Quanto alla pastorale con i seguaci di altre religioni, il Papa ha sottolineato l'importanza di promuovere il dialogo interreligioso; “in particolare nelle aree meridionali del vostro Paese”, ha indicato riferendosi alla difficile situazione dei cristiani di Mindanao.

“Sebbene la Chiesa proclami senza posa che Cristo è la via, la verità e la vita, rispetta tutto ciò che è vero e buono nelle altre religioni, e cerca, con prudenza e carità, di instaurare un dialogo onesto e amichevole, con i seguaci di quelle religioni, laddove è possibile”.

In questo senso, si è congratulato con i Vescovi per quanto hanno già svolto, e li ha esortati, “per mezzo del dialogo che è stato instaurato, a continuare a promuovere il cammino verso la pace autentica e duratura con il vostro prossimo”.

Popolo di speranza

Nel suo saluto al Papa a nome dei presuli delle province ecclesiastiche di Mindanao e di Lipa, monsignor Nereo P. Odchimar, Vescovo di Tandag e presidente della Conferenza Episcopale delle Filippine, ha affermato che i suoi connazionali, “sebbene tormentati da varie forme di disastri naturali e causati dall’uomo, sono ancora un popolo toccato dalla speranza portata da Cristo”.

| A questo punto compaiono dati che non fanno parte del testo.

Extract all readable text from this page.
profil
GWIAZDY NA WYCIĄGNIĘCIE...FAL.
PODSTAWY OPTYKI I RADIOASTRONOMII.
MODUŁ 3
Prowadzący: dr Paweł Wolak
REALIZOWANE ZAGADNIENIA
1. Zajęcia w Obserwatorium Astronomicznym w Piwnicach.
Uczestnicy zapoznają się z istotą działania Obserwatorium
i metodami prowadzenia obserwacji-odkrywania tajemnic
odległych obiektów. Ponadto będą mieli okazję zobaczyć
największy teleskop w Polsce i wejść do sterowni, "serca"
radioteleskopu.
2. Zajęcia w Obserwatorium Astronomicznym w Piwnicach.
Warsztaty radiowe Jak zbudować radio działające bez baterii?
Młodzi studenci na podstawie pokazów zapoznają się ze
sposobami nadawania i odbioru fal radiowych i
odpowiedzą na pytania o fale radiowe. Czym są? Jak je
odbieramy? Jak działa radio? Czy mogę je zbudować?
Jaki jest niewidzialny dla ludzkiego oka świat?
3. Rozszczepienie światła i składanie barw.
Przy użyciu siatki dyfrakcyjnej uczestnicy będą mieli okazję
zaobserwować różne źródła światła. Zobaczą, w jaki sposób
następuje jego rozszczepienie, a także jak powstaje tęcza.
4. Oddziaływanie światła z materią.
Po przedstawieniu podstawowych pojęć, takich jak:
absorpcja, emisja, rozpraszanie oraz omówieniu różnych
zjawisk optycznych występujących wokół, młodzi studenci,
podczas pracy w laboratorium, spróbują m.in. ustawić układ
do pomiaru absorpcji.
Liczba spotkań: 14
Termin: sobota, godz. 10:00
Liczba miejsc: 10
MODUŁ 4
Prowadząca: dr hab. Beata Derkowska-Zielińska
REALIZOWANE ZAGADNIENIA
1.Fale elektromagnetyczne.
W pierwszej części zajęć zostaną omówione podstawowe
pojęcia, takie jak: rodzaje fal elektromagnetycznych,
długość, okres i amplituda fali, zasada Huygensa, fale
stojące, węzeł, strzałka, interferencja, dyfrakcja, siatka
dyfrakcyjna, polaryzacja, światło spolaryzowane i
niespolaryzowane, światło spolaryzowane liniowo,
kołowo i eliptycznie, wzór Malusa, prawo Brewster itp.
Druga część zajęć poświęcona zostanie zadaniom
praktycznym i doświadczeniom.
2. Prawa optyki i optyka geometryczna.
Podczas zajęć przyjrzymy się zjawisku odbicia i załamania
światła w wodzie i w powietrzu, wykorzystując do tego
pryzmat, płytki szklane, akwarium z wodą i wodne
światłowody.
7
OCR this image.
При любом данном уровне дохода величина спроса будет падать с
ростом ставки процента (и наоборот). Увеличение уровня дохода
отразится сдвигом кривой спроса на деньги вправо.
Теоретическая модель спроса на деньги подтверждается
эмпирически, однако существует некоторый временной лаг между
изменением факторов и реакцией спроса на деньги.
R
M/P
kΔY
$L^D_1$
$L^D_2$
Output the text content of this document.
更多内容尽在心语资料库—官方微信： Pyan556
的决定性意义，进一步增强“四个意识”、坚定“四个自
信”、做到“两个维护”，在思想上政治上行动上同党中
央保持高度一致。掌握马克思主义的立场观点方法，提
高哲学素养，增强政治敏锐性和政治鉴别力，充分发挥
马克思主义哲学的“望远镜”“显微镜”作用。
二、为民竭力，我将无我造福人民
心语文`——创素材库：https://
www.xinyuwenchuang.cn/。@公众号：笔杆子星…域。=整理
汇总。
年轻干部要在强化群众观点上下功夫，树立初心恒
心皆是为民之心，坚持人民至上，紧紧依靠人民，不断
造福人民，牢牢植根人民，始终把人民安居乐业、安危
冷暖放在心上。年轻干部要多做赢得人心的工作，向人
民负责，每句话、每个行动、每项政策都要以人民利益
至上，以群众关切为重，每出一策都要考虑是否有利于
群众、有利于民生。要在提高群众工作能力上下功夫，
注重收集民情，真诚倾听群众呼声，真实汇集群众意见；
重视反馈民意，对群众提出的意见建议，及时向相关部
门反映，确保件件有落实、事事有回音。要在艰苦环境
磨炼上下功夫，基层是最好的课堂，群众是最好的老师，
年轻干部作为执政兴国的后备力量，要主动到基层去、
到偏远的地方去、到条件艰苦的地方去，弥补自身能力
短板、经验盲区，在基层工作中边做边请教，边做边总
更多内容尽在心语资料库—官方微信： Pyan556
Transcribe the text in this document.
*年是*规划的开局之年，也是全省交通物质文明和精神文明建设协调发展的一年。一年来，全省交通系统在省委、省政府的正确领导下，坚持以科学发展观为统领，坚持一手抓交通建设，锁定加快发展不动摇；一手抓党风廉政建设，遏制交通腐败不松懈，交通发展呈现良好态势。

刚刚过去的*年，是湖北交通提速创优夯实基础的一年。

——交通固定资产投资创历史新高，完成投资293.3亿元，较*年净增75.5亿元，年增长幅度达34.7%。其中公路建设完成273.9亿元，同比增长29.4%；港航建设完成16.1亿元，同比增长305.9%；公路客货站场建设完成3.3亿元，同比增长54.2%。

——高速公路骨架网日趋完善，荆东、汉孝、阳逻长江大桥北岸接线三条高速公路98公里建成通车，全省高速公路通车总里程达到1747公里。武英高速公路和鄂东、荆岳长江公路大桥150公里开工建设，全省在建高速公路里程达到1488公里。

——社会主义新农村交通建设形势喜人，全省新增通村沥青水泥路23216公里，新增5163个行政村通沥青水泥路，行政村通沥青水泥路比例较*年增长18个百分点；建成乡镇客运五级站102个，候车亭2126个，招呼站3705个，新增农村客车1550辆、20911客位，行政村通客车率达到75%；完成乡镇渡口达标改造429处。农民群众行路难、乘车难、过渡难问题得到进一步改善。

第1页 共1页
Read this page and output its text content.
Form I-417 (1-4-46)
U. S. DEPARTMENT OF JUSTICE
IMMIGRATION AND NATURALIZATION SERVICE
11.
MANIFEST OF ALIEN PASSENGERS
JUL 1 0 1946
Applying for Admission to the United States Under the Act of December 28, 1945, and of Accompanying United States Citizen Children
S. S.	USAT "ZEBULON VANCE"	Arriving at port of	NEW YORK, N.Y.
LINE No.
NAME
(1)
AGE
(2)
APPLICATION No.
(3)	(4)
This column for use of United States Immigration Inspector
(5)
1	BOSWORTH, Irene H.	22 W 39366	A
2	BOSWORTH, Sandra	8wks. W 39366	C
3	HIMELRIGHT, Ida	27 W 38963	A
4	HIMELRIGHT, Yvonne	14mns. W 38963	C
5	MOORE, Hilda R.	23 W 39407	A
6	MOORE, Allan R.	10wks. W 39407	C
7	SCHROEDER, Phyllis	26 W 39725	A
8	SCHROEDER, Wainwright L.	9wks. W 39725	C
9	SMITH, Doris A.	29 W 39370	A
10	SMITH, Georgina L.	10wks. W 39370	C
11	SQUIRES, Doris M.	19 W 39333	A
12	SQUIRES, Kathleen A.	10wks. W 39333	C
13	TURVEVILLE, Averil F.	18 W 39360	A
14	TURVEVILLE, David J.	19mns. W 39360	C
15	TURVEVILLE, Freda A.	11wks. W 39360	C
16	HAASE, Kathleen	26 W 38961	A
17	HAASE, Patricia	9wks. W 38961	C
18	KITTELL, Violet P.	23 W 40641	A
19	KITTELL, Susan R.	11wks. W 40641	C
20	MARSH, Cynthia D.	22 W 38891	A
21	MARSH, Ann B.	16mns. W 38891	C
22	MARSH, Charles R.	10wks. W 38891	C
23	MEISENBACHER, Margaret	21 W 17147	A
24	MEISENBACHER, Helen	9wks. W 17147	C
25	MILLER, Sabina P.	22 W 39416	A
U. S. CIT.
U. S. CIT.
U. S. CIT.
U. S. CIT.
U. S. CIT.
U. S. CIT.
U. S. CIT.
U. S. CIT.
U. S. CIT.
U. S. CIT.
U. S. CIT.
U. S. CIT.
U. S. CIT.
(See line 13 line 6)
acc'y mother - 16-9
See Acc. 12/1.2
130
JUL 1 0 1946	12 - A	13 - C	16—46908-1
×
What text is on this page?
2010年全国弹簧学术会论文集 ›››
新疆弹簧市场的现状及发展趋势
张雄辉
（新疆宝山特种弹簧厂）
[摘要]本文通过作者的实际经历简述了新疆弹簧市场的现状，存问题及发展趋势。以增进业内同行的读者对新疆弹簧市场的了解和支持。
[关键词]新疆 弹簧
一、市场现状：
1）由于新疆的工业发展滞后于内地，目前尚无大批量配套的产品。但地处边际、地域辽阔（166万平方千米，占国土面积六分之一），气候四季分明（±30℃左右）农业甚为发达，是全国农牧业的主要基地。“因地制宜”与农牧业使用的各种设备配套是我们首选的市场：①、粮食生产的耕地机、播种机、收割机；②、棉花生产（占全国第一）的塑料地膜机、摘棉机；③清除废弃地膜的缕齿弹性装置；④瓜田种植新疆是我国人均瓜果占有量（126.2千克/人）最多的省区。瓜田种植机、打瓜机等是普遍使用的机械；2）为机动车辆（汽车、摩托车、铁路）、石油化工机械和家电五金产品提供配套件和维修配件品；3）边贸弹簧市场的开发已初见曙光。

Nonostante i “tempi difficili” che si vivono nel Paese, ha indicato il Vescovo, “abbiamo formato persone di buon cuore fra la nostra gente che ancora desidera pace e bontà, giustizia e integrità. La forza del Vangelo ci fa risplendere per dissipare le ombre dell’oscurità”.

“Percepiamo bene la sua volontà incondizionata di ascoltare la storia del cammino di fede dei filippini”, ha detto monsignor Odchimar al Papa, come riporta “L'Osservatore Romano”.

“Lodiamo la sua lealtà alla verità del Vangelo che siamo tenuti ad annunciare”, ha aggiunto.

“Venire qui è come trovare una casa, una casa alla presenza di Colui che ci viene a cercare se ci siamo persi e prova grande gioia per il nostro umile ritorno”.